Helen Michaelson, laboring under the false hope that a trip to Jerusalem will heal family wounds, drags her terminally ill husband and her son Jeremy on the trip of a lifetime; The Millennium Marathon 2000 cruise and tour of Israel. Helen wants to feel closer to Jeremy and to take a family vacation before Mr. Michaelson passes over. Helen is not much concerned about Jeremy's sexual orientation (after all her other son is also gay), but wants Jeremy to reconnect with his faith, get rid of his nose ring, change his hair from green to a more conventional color and spruce up his wardrobe which, at the moment, consists of shorts and a tee shirt with poot written across the front.

The tour consists of young, handsome, hairy, Rabbi Rick Sherman and his mother Sherry, along with various and sundry individuals looking for fun and faith in the beleaguered nation. Mom Sherry is determined the group will receive a full dose of history and religion amidst the many activities she has planned. Rabbi Rick, in his teeny, tiny Speedo, is not as concerned with religion or history, and is soon groping Helen in the bushes. When Papa Michaelson declares he's had enough and is going home, Helen wonders if he knows of her indiscretion. Meanwhile, Jeremy is getting an education in the local gay cruising park. He meets a deaf kindergarten teacher named George who shows him around Israel and the gay community.
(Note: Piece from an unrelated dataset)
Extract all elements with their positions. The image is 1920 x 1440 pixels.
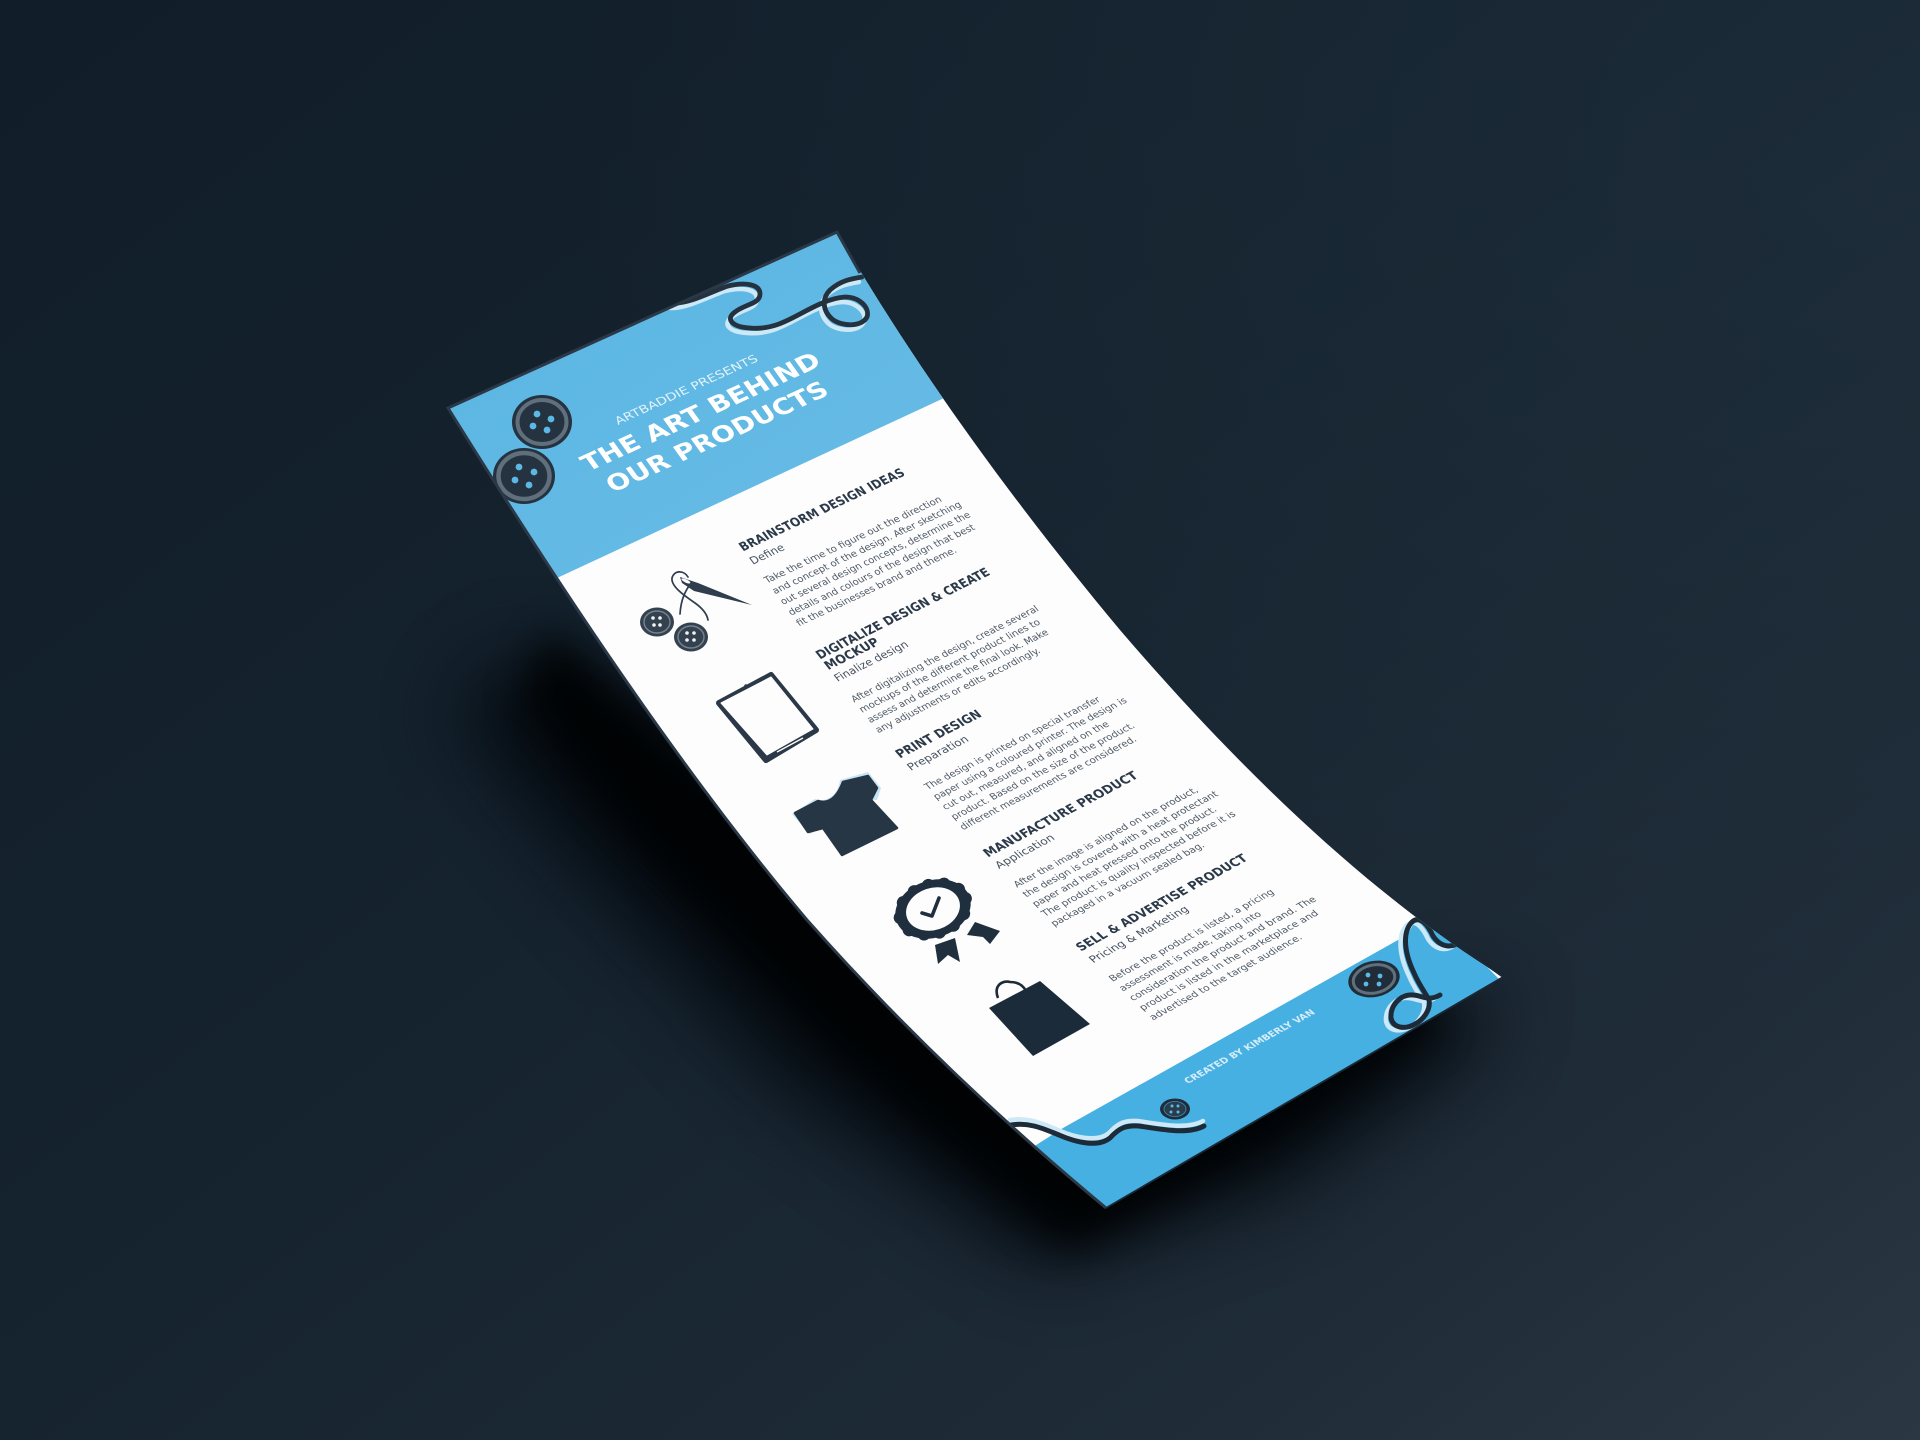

The novel - whose author, Aaron Hamburger, also wrote a short-story collection, The View from Stalin's Head, and teaches writing at Columbia University - is not what I expected, as this not the Israel of the Bible, nor does it depict an inviting place to visit. Helen's and Jeremy's journeys take place against a backdrop of Israel's seething battles - secular Jew vs. religious Jew, tourist vs. native, love vs. sex, and Palestinian vs. Israeli. But mother and son do eventually find they have more in common than they realized, and Jeremy actually begins to refer to Helen as Mom.